An Atlas 5 rocket sends a military X-37B mini-shuttle on its first repeat flight — with a months-long mission reportedly aimed at testing advanced spy satellite sensors.
Image: Atlas launch of X-37B
A United Launch Alliance Atlas 5 rocket lifts off from Cape Canaveral Air Force Station's Launch Complex 41 on Tuesday, carrying the U.S. military's X-37B mini-shuttle into space.Scott Audette / Reuters

An Atlas 5 rocket sent the Air Force's X-37B mini-shuttle on its first repeat flight on Tuesday, kicking off a months-long classified mission reportedly aimed at testing advanced spy satellite sensors.

Despite earlier concerns about the weather at Cape Canaveral Air Force Station, the launch went off on time, just after 1 p.m. ET.

One-fourth the size of the real space shuttle, the X-37B has captured the imaginations of everyone from amateur satellite trackers to potential military rivals. The X-37B can orbit Earth for months, then re-enter the atmosphere and land autonomously.

Each of the first two X-37B missions ended with the mini-shuttle landing on a runway at Vandenberg Air Force Base in California. Two different X-37Bs were flown for those missions, but this marks the first time that the 29-foot-long, Boeing-built craft has been reflown in space.

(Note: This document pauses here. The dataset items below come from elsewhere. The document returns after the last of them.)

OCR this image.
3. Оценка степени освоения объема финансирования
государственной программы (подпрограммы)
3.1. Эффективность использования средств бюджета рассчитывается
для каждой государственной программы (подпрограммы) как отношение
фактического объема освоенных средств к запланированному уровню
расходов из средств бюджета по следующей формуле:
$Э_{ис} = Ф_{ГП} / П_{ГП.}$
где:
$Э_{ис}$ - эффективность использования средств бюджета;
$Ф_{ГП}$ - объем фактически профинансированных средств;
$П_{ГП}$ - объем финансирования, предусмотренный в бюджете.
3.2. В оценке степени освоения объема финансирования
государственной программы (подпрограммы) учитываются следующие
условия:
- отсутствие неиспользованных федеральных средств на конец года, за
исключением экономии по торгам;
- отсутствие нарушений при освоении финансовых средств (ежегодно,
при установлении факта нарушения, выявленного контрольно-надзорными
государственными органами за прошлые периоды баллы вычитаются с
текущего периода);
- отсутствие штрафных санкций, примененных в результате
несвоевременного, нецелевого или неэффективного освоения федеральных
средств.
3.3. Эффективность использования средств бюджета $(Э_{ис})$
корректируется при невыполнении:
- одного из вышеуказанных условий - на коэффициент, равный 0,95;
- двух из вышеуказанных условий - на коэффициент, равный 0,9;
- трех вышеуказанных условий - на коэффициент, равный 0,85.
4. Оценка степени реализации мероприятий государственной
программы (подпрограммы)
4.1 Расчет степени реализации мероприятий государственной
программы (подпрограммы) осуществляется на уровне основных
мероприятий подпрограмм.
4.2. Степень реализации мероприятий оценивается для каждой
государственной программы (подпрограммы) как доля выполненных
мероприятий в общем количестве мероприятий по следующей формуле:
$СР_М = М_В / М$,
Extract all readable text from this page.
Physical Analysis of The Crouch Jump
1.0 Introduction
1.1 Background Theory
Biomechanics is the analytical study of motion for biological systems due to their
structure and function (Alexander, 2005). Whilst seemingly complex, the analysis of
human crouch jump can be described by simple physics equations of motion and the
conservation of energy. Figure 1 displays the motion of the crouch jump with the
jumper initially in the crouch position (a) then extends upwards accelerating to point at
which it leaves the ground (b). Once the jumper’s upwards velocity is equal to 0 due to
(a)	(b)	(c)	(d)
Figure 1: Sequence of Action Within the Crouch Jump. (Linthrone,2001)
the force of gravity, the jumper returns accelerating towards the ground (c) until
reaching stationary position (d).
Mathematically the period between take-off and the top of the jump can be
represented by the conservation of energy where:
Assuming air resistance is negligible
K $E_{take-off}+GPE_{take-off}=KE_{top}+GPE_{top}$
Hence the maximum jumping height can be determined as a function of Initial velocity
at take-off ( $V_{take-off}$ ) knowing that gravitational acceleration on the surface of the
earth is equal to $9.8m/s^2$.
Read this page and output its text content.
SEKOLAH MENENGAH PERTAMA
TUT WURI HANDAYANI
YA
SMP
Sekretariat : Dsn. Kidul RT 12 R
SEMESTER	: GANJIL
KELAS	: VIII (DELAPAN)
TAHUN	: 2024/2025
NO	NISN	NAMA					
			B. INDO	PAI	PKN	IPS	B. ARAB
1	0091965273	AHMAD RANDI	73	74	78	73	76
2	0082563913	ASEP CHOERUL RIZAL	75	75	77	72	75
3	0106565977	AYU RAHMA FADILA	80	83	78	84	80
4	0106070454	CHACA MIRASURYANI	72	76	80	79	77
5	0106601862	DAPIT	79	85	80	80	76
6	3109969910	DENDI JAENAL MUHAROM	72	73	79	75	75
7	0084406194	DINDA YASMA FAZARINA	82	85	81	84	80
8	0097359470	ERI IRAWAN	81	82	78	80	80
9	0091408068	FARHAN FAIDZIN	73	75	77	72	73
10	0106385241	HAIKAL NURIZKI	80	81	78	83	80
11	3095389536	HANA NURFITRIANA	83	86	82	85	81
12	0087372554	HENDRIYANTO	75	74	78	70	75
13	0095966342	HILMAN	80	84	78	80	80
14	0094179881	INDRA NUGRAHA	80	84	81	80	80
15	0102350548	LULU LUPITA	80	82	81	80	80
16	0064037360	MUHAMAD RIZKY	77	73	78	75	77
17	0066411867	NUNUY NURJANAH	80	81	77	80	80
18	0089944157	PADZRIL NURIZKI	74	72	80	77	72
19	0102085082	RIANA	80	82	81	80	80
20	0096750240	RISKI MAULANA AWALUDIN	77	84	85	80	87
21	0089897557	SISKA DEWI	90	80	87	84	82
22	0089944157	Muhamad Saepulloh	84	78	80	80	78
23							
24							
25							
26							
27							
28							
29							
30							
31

The X-37B's reusability is one of its big selling points.

Although the Air Force has not publicly discussed what the space plane will be doing, experts have surmised that the sensors tested by the X-37B will be used on smaller satellites, including low-cost, 4-inch-wide (10-centimeter-wide) CubeSats that can be tracked from the field using little more than a laptop.

The Air Force says there's a chance this mission will end with a landing on the space shuttle runway here at Florida's Kennedy Space Center.